Before Us There Was The Sea

Every time I land in a new country there is a period of transition; I’ve come to understand this now. A period where I miss the place I just left, struggle to figure out how to get to where I want to be, how to eat what I am hungry for, assess the prices of things in relative terms, scratch and shift uncomfortably in my new room. Such was the case in Zanzibar.

I arrived early in the morning off a red-eye. I was exhausted and dull. The air was thick with moisture. The sun was only just starting to inch above the horizon, but it was already hot. Africa hot. We used to say that as kids growing up in New York City on those unforgiving August days to describe our suffering in the weather – “it’s Africa hot.” We thought we were clever. Here in Zanzibar, I actually was in Africa, and it was actually Africa hot. I humped my luggage into my room and fell asleep.

When I come to shortly after noon, I shake off the sleep and step outside the hotel to survey the area. White sand stretches out to the horizon dotted with black reeds. Sea water pools along the coast line creating streaks of turquoise blue and moss green. Fishing boats sit abandoned in the sand. The tide is out. Far out.. At the horizon a strip of deep blue melts into the endless sky. The endless sky dwarfs the people beneath it. Dwarfs me. The world feels expansive. The air is still. Only the screeching of birds overheard reassures me that I haven’t stepped into a painting. There are no objects, only shapes. There are no inhabitants, only colors: turquoise, cream, black and green.

I walk slowly down the beach. Slowly because I am still tired and jet lagged, slowly because I am melting under the mid day sun, slowly because I am dumbstruck by the beauty stretched out in front of me and I need to take it all in.

∴ ∴ ∴

By day three I found my rhythm. Wake at 9am, quick breakfast of fresh local fruit and down to the beach for a swim before the tide rolls out and the day is so hot even the sea provides little relief. Another traveler I met at my guest house, Pawel and I decide to walk out to the where the sand meets the sea – it looks to be about a mile. The idea of jumping off the reef that rims Paje beach, and into deep ocean summons us. We start our journey toward the horizon. The sea can be so deceptive. At one moment we are wading in ankle deep water, another step and we sink in as deep as our knees. For minutes at a time we drop onto our belly and do a careful breast stroke over the patches of rock and seaweed, the sun beating down on our backs which skim the water line. We stand again when the water turns too shallow to swim, and walk, raising our legs high over the water line like flamingos. About 1,000 feet from shore the sandy bottom is spotted with small purple sea urchins. Pawel warns me from stepping on the sea urchins with a story of a friend who ended up in the hospital to get the spines removed from his feet.

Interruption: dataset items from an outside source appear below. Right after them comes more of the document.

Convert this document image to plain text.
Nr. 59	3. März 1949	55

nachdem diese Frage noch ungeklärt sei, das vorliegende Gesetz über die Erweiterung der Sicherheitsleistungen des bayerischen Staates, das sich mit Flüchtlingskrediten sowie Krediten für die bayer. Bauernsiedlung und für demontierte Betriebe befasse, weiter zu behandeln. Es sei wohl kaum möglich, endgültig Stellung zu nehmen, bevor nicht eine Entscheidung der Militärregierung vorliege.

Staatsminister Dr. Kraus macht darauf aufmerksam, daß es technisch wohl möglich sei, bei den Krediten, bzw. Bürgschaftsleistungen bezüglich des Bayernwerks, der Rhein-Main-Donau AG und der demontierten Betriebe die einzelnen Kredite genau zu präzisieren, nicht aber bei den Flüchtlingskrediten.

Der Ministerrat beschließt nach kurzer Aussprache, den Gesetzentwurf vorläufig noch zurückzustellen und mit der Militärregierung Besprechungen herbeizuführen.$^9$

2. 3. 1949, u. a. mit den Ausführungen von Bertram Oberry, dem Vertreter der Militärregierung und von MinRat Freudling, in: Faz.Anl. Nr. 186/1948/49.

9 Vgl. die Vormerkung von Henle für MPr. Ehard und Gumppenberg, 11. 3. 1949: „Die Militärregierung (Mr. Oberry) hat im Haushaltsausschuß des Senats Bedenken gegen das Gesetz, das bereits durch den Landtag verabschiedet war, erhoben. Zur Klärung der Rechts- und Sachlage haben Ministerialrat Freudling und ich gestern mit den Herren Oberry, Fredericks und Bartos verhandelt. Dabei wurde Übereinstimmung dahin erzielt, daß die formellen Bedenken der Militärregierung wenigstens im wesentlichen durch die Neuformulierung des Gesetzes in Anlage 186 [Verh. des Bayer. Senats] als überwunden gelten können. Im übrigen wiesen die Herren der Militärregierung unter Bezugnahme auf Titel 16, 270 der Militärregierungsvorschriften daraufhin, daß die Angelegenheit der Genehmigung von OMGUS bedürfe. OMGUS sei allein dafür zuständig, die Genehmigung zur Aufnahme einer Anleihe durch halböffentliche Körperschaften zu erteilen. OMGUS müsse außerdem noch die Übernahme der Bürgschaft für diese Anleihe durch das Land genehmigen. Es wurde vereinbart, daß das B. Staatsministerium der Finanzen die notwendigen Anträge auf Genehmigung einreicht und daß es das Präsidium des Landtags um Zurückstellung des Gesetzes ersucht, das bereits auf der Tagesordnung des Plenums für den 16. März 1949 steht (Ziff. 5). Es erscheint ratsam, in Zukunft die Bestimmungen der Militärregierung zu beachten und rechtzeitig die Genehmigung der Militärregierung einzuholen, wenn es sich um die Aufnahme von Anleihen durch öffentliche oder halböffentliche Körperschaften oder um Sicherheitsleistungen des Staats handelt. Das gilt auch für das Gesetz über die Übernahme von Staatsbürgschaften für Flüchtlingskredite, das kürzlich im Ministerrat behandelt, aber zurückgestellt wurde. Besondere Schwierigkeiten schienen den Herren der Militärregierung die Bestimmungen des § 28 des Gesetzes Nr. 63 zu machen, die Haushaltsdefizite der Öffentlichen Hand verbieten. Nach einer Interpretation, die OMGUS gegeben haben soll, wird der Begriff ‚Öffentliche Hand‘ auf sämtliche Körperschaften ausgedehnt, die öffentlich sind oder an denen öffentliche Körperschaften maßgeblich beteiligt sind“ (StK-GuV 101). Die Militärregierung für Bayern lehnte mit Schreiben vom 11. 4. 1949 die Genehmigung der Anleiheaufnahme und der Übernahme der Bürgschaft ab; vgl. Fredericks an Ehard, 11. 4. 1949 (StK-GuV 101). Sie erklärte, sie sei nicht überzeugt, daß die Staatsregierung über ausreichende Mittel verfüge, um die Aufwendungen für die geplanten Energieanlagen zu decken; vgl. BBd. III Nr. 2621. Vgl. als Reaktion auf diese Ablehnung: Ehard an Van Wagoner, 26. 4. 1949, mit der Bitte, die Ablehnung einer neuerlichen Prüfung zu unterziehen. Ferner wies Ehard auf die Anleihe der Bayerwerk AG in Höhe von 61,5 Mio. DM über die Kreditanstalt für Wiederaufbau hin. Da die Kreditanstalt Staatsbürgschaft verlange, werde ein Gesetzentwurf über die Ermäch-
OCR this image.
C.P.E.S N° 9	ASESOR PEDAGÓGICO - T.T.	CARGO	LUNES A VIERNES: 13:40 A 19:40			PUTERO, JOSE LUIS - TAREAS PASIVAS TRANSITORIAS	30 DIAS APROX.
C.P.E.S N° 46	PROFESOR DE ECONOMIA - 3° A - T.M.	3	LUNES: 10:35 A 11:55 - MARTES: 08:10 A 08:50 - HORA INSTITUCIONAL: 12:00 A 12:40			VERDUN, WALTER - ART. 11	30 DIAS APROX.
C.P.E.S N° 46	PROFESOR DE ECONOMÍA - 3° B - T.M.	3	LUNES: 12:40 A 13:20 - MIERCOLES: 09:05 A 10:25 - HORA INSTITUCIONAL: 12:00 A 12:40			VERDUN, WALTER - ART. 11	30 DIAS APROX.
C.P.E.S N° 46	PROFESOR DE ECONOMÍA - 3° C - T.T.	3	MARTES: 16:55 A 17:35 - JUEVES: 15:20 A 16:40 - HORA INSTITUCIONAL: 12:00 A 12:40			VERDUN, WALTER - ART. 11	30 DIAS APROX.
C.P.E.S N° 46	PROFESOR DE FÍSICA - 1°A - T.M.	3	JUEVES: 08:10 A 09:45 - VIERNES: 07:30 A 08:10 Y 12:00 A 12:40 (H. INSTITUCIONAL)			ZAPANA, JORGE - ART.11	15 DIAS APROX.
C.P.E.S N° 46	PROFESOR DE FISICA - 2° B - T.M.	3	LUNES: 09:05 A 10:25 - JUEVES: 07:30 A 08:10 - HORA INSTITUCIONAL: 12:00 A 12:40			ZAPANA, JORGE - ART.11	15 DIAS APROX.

Stepping on a sea urchin is one of my earliest childhood memories. We were living in Curaçao at that time. I crawled off the side of our boat and sank to the ocean floor, my small foot landing on the sharp spines. I remember a hand wrapped around my hair pulling me up toward the sunlight. My mother. I remember screaming in pain on the dock while my nanny pulled the spines out of my chubby toddler foot. After that experience the sea felt even more mine.

Captured by that memory I sink back down into the water. It’s not quite deep enough to swim. I float on my belly, legs stretched behind me, arms reaching down in front of me grazing the sandy bottom. I use my fingers, like a paddle, to press against the sand and push my body forward in a kind of hand walk/ glide, careful to avoid the minefield of rocks and urchins only inches below me. I move slowly, carefully. The world around me feels immeasurably large. I feel like a child. I think about how much of emotional healing is about unlocking something essential within yourself.

Before New York City I was I was a happy island child, playing naked by the sea with other happy island children. I learned to swim before I learned to walk. Before my mother was a drunk and my father was gone. Before the names Shirley and Ueli became synonyms in my family for the terrible things that grown men do to little girls. Before my suicide attempt. Before I was adopted and felt the awkward out of place way of not belonging anywhere, or to anyone. Before I worked myself into the hospital in an attempt to cure the incurable place inside me that never felt wanted or loved. Before all of that, I swam in the calm Caribbean waters; I sank to the bottom of the shallow ocean and landed on a sea urchin; my nanny pulled the spines out of my tiny foot, calming my wild screams.

Now I am doing my slow hand walk / swim / glide through the urchin spotted waters, remembering life as it is when we are born. Life before shame. Before fear. Before anger ossifies into hate. Remembering that I was born into love. Remembering that before man’s laws, we are born free. Before me, we were born in Africa 60,000 years ago. Before any of us, we were fish who crawled out of the sea.